Each run produces one or more dataset items. A successful scrape yields at least one record like:

{
"url": "https://example.com/about",
"title": "About Us – Example Company",
"scrapedAt": "2025-06-02T14:35:12.345Z",
"persons": [
{
"name": "Gabriel Ziegler",
"position": "Geschäftsführer",
"email": "info@zieglerhaustechnik.ch",
"phone": "+41 78 966 88 41",
"pageUrl": "https://example.com/about"
},
{
"name": "Anna Meier",
"position": "Marketing Manager",
"email": "anna.meier@example.com",
"pageUrl": "https://example.com/about"
}
],
"generalContact": {
"emails": [
"info@zieglerhaustechnik.ch",
"kontakt@example.com"
],
"phones": [
"+41 44 123 45 67"
],
"generalEmails": [
"info@zieglerhaustechnik.ch"
]
}
}

If an error occurs, you might see:

{
"url": "https://invalid-url.test",
"error": "getaddrinfo ENOTFOUND invalid-url.test",
"scrapedAt": "2025-06-02T14:35:12.345Z"
}

Each field is guaranteed to exist, and fields like persons or generalContact.emails may be empty arrays if nothing is found.

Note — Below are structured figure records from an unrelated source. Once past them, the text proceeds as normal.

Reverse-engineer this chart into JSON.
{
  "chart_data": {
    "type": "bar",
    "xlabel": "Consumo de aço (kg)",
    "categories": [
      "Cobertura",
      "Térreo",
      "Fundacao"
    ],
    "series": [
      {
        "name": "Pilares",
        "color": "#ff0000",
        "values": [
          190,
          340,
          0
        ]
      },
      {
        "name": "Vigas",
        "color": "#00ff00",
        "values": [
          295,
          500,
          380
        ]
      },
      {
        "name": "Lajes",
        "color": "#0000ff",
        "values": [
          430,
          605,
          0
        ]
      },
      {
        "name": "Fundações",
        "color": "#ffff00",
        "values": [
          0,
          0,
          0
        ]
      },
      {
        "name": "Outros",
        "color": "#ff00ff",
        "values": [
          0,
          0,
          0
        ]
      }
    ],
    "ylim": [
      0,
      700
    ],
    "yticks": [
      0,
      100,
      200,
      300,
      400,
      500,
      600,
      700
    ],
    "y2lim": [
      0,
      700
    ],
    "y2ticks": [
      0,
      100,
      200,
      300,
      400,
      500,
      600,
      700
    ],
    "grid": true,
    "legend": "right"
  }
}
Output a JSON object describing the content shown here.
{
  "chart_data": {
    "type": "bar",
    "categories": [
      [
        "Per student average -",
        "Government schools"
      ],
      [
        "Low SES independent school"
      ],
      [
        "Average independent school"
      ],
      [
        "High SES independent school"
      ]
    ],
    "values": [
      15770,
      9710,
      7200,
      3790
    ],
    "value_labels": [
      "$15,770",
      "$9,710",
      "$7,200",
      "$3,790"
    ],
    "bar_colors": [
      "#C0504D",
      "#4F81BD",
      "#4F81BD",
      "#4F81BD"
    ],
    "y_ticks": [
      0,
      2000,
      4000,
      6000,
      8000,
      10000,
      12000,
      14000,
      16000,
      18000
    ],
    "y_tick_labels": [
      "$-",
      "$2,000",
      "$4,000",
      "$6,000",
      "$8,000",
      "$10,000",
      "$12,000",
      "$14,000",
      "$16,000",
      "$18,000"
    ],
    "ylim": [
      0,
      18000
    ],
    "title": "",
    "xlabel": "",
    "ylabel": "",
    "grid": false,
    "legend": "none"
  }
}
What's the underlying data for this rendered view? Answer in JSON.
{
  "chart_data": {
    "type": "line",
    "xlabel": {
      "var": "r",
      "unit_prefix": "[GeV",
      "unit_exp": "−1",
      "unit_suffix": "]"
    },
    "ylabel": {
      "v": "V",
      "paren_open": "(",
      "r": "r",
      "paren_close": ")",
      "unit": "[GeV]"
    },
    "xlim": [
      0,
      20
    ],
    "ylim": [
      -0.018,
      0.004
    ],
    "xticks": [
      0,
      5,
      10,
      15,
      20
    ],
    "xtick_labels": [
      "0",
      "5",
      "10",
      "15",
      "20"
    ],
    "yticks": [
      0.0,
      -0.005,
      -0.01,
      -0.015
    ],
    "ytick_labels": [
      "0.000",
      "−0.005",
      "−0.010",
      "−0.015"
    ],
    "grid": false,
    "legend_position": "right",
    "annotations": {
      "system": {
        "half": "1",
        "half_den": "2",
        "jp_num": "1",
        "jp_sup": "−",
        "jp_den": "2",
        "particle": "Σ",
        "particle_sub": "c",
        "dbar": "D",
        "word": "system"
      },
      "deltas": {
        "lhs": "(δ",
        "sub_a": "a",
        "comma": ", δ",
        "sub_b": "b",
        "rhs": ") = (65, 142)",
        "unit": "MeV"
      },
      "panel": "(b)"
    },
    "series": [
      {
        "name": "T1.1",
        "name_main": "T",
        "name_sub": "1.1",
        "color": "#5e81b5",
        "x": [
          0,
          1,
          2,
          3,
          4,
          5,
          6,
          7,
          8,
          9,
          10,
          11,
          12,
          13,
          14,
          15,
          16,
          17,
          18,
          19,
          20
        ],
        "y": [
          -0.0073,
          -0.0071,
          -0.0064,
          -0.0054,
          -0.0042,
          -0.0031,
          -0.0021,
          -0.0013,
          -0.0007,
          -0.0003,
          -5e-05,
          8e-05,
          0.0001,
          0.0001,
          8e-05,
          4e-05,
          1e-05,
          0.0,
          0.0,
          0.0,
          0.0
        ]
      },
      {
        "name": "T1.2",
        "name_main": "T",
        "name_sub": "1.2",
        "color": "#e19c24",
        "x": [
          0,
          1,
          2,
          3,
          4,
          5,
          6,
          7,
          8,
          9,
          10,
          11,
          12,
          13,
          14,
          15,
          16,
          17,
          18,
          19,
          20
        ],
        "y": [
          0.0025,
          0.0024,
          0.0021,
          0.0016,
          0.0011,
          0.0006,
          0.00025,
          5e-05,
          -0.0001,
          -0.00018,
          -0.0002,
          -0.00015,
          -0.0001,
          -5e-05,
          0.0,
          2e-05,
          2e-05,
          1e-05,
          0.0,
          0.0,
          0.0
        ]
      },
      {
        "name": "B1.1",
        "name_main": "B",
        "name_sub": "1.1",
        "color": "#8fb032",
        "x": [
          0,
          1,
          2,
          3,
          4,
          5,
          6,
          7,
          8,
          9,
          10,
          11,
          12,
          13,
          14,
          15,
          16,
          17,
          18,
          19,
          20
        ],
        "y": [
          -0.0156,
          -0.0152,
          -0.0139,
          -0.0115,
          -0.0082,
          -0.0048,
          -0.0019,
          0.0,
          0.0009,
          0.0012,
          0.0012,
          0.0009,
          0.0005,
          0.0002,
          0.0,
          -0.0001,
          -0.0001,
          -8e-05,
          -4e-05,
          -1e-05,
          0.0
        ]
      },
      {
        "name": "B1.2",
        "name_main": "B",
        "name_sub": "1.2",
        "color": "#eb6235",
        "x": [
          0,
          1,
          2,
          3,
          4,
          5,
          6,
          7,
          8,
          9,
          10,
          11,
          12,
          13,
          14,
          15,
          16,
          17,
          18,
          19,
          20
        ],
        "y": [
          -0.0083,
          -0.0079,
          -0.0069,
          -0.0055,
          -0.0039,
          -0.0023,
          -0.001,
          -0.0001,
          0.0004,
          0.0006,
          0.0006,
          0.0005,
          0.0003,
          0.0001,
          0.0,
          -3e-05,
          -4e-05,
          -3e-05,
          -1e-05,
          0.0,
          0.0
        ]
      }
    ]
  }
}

Development and local testing

  1. Clone or pull the Actor

    apify pull <ActorId>
    cd <ActorDirectory>
  2. Install dependencies

    $npm install
  3. Run locally

    $npx apify run

    You will be prompted to provide the url in the INPUT.json file (edit it or pass via CLI).

  4. Inspect output After completion, check apify_storage/datasets/default/*.json for scraped records.